Tips for Designing and Laying Out a Restaurant Menu

Worker writing on restaurant chalkboard

David Prinz/Getty Images

One of the most important parts of a restaurant's business is its menu. The design is a reflection of the restaurant itself, and is one of the main factors in luring new customers to try your restaurant. Careful consideration should be paid to the menu descriptions, layouts, and colors.

Compare the Competition

Check out your competition. It is as simple as walking into your competitors restaurant, looking around, and asking for a menu. Your prospective restaurant menu and theirs should share similarities congruent with your style, but still retain your restaurants individual personality. Ask yourself the following questions:

  • How will my restaurant menu be different from everyone else’s? If you can’t answer this question, stop right here. You need to decide what will separate your food from your competitors'. This is the driving force behind your restaurant menu design, and you want to make sure your own identity is crystal clear.
  • What restaurant menu items are similar to my competitors? Not everything on your menu has to be 100 percent original. Look at how many places offer a hamburger or cheeseburger as a dinner option. You can offer similar items, but you should add something to make it stand out. For example, your restaurant menu may include a hamburger with hand-cut, parmesan-dusted French fries. A simple change is all that is needed to set your menu apart. Work with your chef to see what cost-effective options you can employ.
  • Is my menu pricing in line with the restaurant's style? To continue the burger analogy, if you charge $14 and your competitor only charges $9, you’d better be adding something like truffles or lobster to justify the price.

Designing a Layout

Once you have studied the competition—and written a stellar menu—you need to create the perfect restaurant menu design.
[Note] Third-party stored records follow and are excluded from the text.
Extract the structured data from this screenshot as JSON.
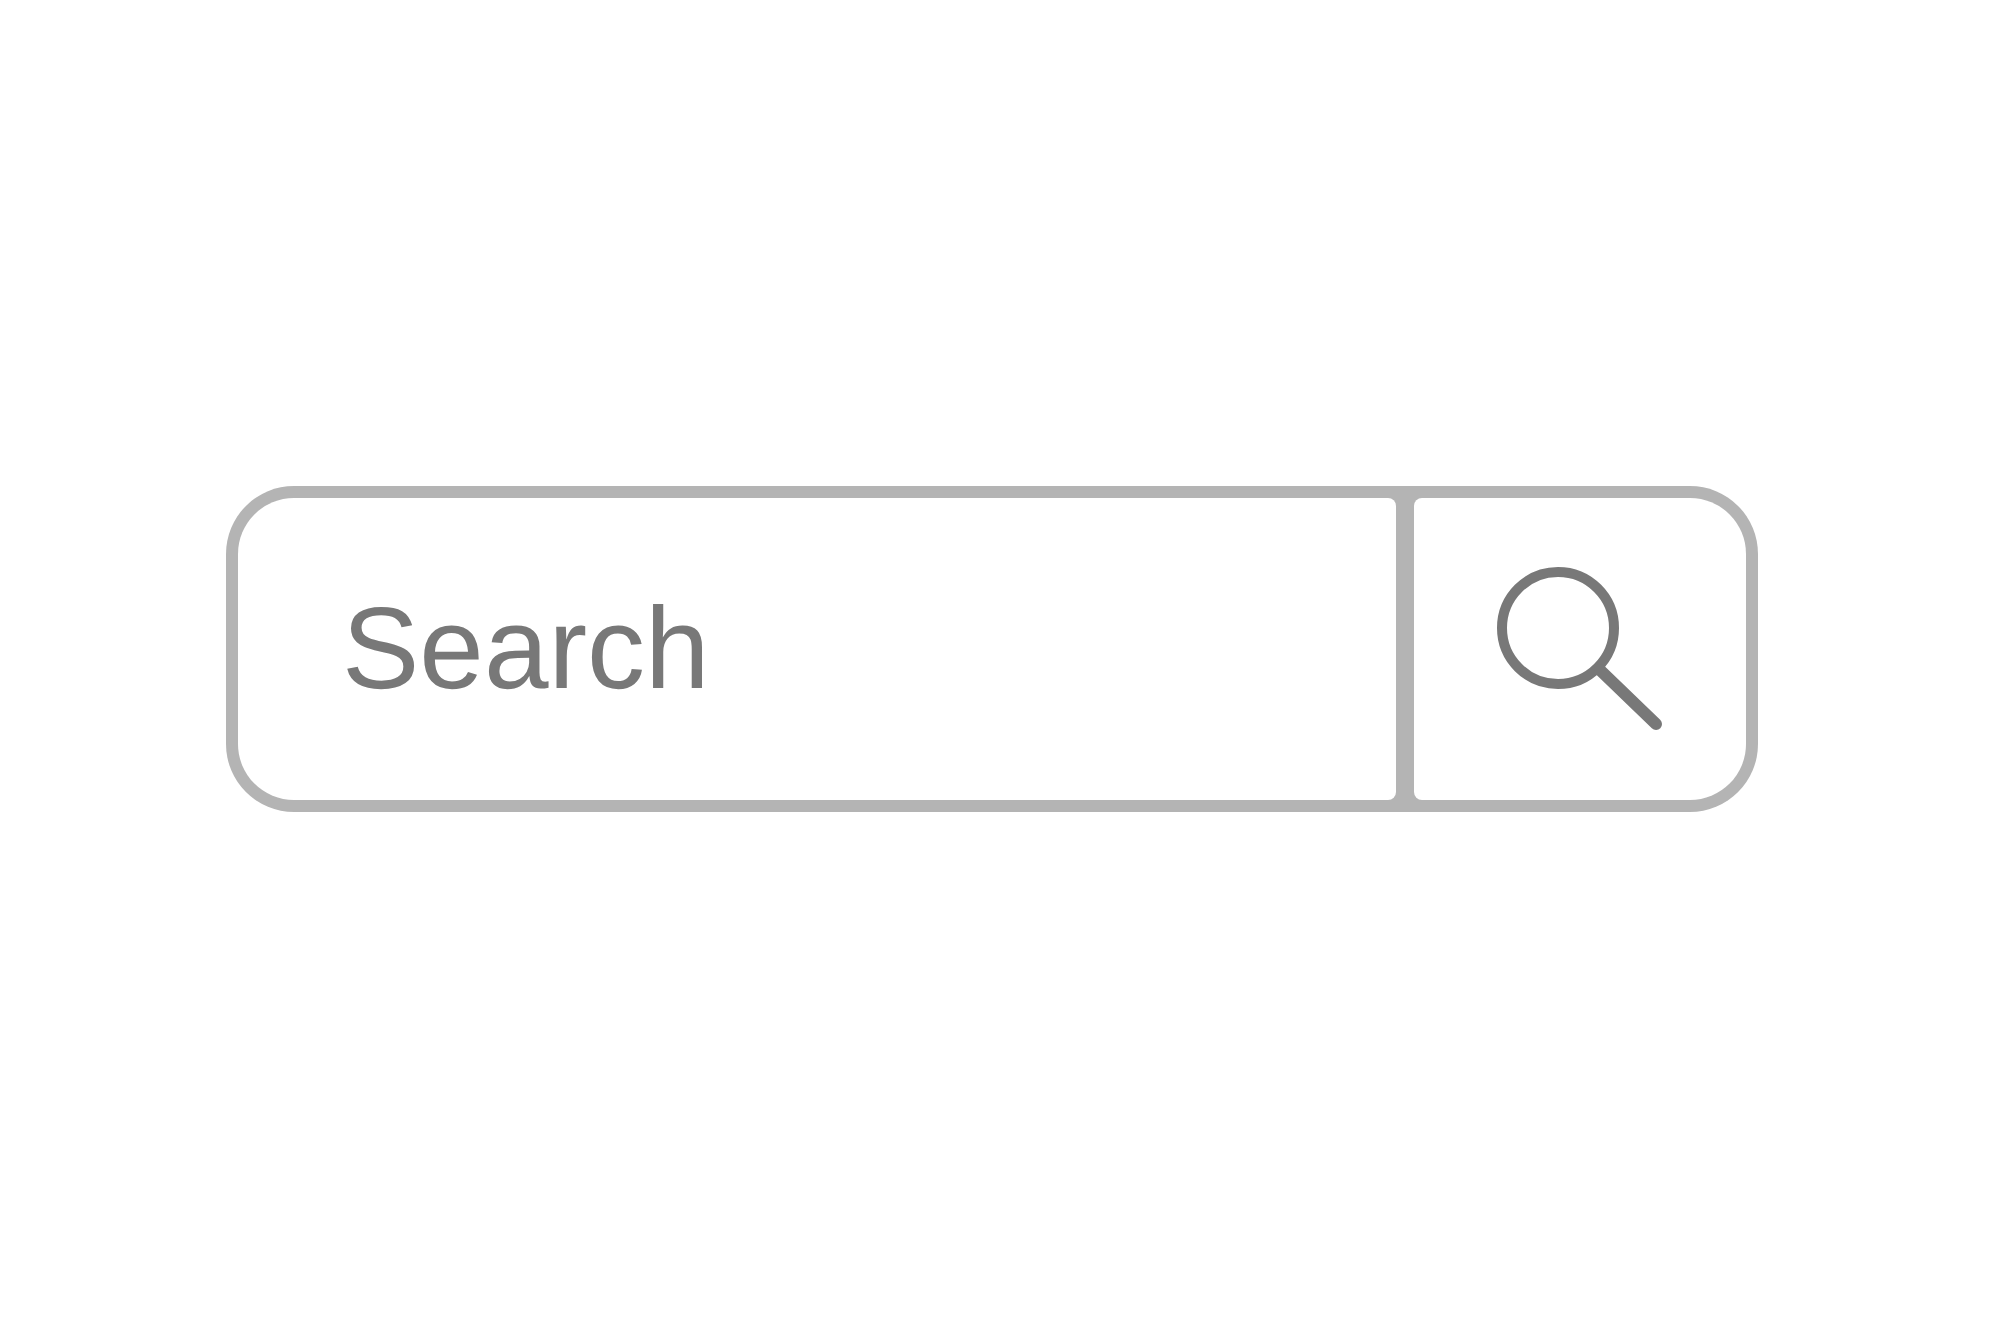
{
  "search": {
    "placeholder": "Search"
  }
}
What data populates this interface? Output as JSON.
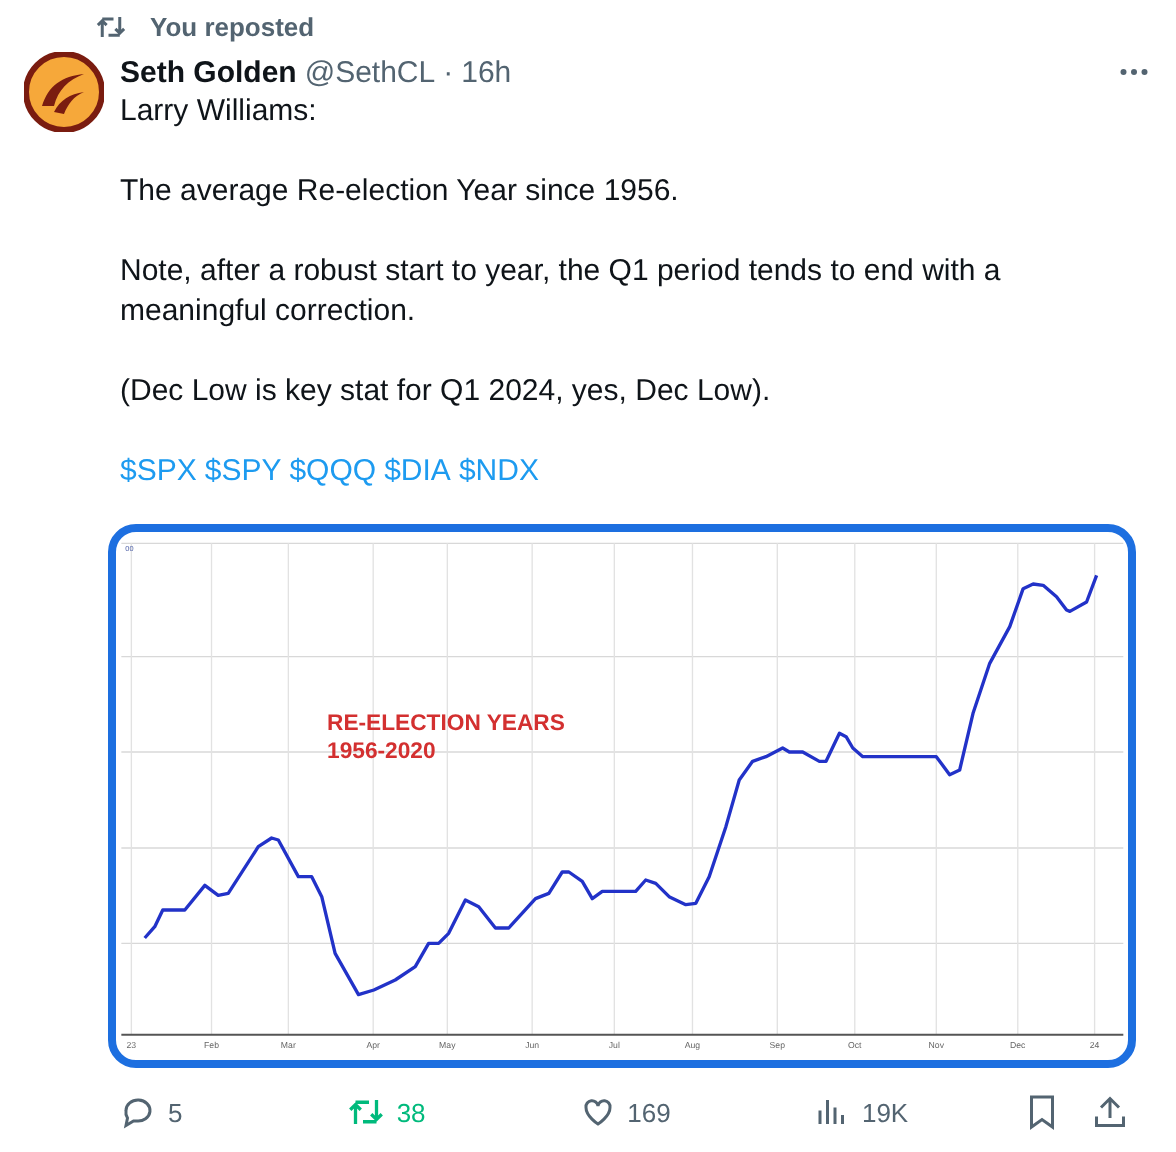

This sounds easy enough, but an effective menu design is more than just printing out a list of items from a word processor. Unless you have done it before or are a professional designer, hiring someone with proficiency will pay itself back exponentially if your menu is designed in line with your restaurant. Effective menu layouts are usually designed by someone else, who then allows you access to the formatting tools to make changes as desired.

Picking Colors and Fonts

Your menu font and color scheme should reflect your restaurant theme. For example, if you are opening a Mexican-themed restaurant, vibrant colors such as red, turquoise, purple, and green would be good choices. These same colors would look out of place on the menu of a French bistro or Italian restaurant. Ditto for the font. A French bistro may have a classic script font or simple plain font, while a sports bar or other casual restaurant might have a less formal or playful font. A designer can help here and ideally will work with whoever is designing the interior of your space, ensuring cohesion between the menu and the decor. You'll likely want one offsetting font, but stick to that: type designers generally recommend no more than two fonts in any presentation.
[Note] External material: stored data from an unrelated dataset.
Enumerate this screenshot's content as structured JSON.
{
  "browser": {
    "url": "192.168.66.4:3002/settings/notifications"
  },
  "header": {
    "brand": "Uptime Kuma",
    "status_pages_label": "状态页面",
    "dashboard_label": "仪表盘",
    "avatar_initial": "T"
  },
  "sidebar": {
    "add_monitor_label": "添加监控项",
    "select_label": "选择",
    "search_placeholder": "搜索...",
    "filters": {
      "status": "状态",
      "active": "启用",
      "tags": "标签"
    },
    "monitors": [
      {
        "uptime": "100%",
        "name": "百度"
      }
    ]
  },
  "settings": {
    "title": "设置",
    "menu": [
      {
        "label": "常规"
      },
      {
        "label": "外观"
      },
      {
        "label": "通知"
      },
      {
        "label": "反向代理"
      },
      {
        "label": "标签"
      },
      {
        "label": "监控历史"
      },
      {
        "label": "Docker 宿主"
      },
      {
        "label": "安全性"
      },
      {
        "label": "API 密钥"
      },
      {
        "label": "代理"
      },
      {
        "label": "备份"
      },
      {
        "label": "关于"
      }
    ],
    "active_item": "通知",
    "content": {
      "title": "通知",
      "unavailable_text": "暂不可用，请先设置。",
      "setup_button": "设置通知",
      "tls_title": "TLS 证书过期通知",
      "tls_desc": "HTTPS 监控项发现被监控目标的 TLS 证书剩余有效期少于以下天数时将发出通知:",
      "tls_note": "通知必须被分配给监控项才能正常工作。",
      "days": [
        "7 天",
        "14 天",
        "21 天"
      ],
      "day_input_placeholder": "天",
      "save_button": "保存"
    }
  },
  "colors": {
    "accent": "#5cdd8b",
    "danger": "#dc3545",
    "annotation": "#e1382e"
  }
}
Breaking It Up Into Different Sections

Take a look at a menu from most any restaurant and you will see that it is arranged sequentially: appetizers, soups and salad, main entrees, then desserts and beverages. Have sections clearly identified with bold headings, boxes, or borders. Highlighting special dishes with a star or other insignia to indicate a house favorite or chef’s specialty is one way to draw a customer's attention to popular dishes or those with high-profit margins.
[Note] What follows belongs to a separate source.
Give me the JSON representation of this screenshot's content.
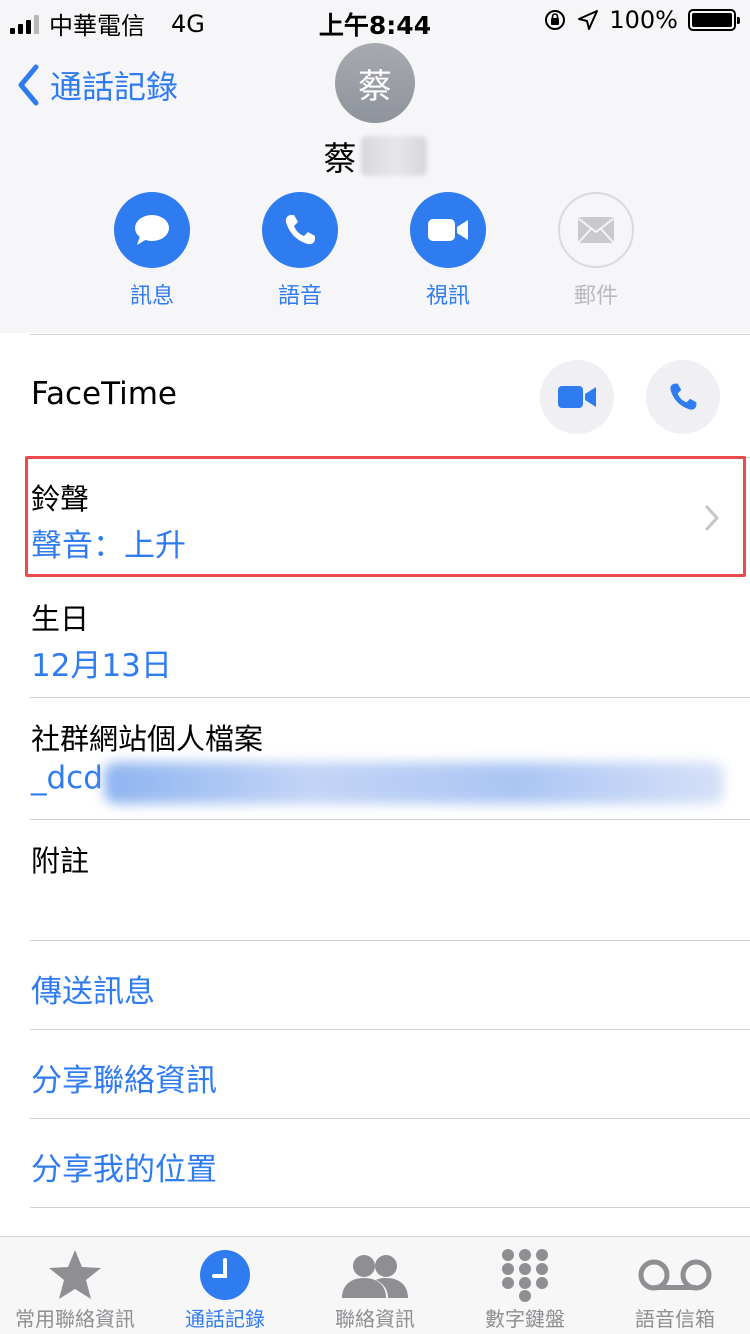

Depending on your restaurant menu size, one or two columns makes for an attractive layout. Adding more columns runs the risk of looking like the newspaper classifieds. For daily specials, you can change them easily with a clear menu insert. Pictures of menu items can look great but are considered cliche above a certain price point.

Menu Descriptions

Your menu description should make a guest's mouth water. Don’t be afraid to explain what is in a dish. Use ethnic names if they fit, in order to add a bit of authentic flair. Adding a rare ingredient will have the guest asking what it is, which gives the server an opportunity to describe the dish in more detail—and hopefully selling it.

Incorporating geography or local history into a menu item name is also a way to make your restaurant menu unique. For example, Maine Lobster Roll sounds inviting, whether you eating it in Maine or somewhere else, as do Texas Barbequed Ribs and Georgia Peach Pie. Just be aware of geographic distinctions governed by law, such as in the case of Prosciutto di Parma or Jamon de Iberica.